The U.S. Supreme Court is getting a chance to weigh in on the ATF’s ban on bump stocks imposed after the Las Vegas shooting in 2018, with the Firearms Policy Coalition filing a Petition for a Writ of Certiorari with SCOTUS on Thursday.
The case, known as Guedes v. BATFE, was last heard by the D.C. Circuit Court of Appeals, which upheld the ATF rule last year. In its opinion, the appellate court ruled that it was within the ATF’s purview to define bump stocks as machine guns, despite the fact that the devices have no moving parts nor allow for multiple rounds to be fired with a single pull of the trigger.
Other appellate courts, including the Fifth Circuit Court of Appeals, have disagreed; ruling that the administratively-imposed ban went beyond the agency’s authority.
A plain reading of the statutory language, paired with close consideration of the mechanics of a semi-automatic firearm, reveals that a bump stock is excluded from the technical definition of “machinegun” set forth in the Gun Control Act and National Firearms Act.

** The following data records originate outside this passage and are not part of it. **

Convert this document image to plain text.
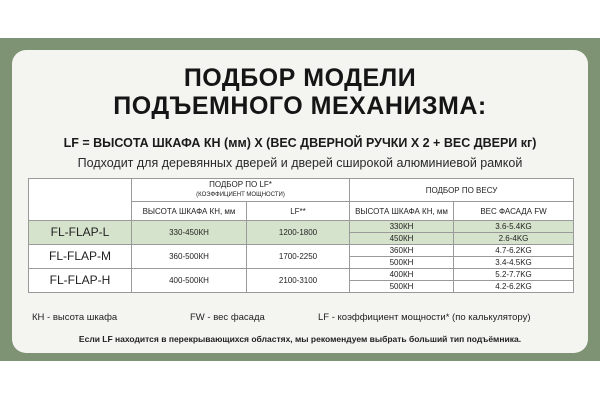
ПОДБОР МОДЕЛИ
ПОДЪЕМНОГО МЕХАНИЗМА:
LF = ВЫСОТА ШКАФА КН (мм) Х (ВЕС ДВЕРНОЙ РУЧКИ Х 2 + ВЕС ДВЕРИ кг)
Подходит для деревянных дверей и дверей сширокой алюминиевой рамкой

	ПОДБОР ПО LF*
(КОЭФФИЦИЕНТ МОЩНОСТИ)		ПОДБОР ПО ВЕСУ	
	ВЫСОТА ШКАФА КН, мм	LF**	ВЫСОТА ШКАФА КН, мм	ВЕС ФАСАДА FW
FL-FLAP-L	330-450КН	1200-1800	330КН	3.6-5.4KG
			450КН	2.6-4KG
FL-FLAP-M	360-500КН	1700-2250	360КН	4.7-6.2KG
			500КН	3.4-4.5KG
FL-FLAP-H	400-500КН	2100-3100	400КН	5.2-7.7KG
			500КН	4.2-6.2KG
КН - высота шкафа	FW - вес фасада	LF - коэффициент мощности* (по калькулятору)
Если LF находится в перекрывающихся областях, мы рекомендуем выбрать больший тип подъёмника.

But even if that conclusion were incorrect, the rule of lenity would still require us to interpret the statute against imposing criminal liability. A rich legal tradition supports the “well known rule” that “penal laws are to be construed strictly.” United States v. Wiltberger, 18 U.S. (5 Wheat.) 76, 94–95 (1820). As Chief Justice Marshall explained long ago, the rule “is founded on the tenderness of the law for the rights of individuals; and on the plain principle that the power of punishment is vested in the legislative, not in the judicial department. It is the legislature, not the Court, which is to define a crime, and ordain its punishment.” Id. at 95.
The Government’s regulation violates these principles. As an initial matter, it purports to allow ATF—rather than Congress—to set forth the scope of criminal prohibitions. Indeed, the Government would outlaw bump stocks by administrative fiat even though the very same agency routinely interpreted the ban on machineguns as not applying to the type of bump stocks at issue here. Nor can we say that the statutory definition unambiguously supports the Government’s interpretation. As noted above, we conclude that it unambiguously does not. But even if we are wrong, the statute is at least ambiguous in this regard. And if the statute is ambiguous, Congress must cure that ambiguity, not the federal courts.
The definition of “machinegun” as set forth in the National Firearms Act and Gun Control Act does not apply to bump stocks. And if there were any doubt as to this conclusion, we conclude that the statutory definition is ambiguous, at the very least. The rule of lenity therefore compels us to construe the statute in Cargill’s favor. Either way, we must REVERSE.
The Tenth Circuit has sided with the D.C. Circuit Court of Appeals decision, while the Sixth Circuit found that the rule is unenforceable and setting up a genuine split among the appellate courts. That increases the odds of the Supreme Court accepting Guedes for review, and the division between the lower courts was noted in FPC’s request for the Court to step in.
The topline split is as follows: the D.C. Circuit and Tenth Circuit have upheld the Rule prohibiting bump stocks, while the Fifth Circuit and the Sixth Circuit have found it unlawful. But to merely state the divide in circuits is to understate how fragmented these decisions are. The courts below are divided not only on whether the Rule prohibiting non-mechanical bump stocks is lawful but also on whether § 5845(b) is ambiguous. And even those courts that agree that provision is ambiguous are split on what to do about the ambiguity they find.
… By granting this Petition, the Court will resolve several important questions, applicable beyond the narrow confines of the Rule. Yet, it will also be able to correct ATF’s unlawful overreach, which made the possession of non-mechanical bump stocks by ordinary, law-abiding citizens a criminal offense, all “without Congress lifting a finger.” Pet.App.94 (Walker, J., dissenting).
… “[T]he bump stock ban is not ordinary. It’s the source of a circuit split. It’s the product of an agency’s impatience with Congress. And it’s an affront to 800 years of Anglo-American legal history restricting the executive’s power to create new crimes.” Pet.App.88. It is an issue that requires this Court’s review.
It’s one of many issues relating to our right to keep and bear arms that requires the Court’s attention, to be honest. Given the circuit split and the ripeness of the question at the heart of Guedes, I think there’s a strong chance that SCOTUS will grant the FPC’s cert petition, and if they do their decision on the constitutionality of the ATF’s bump stock ban could go a long way towards determining the future of the agency’s rules on unfinished frames and receivers as well as its more recent prohibition on pistol stabilizing braces.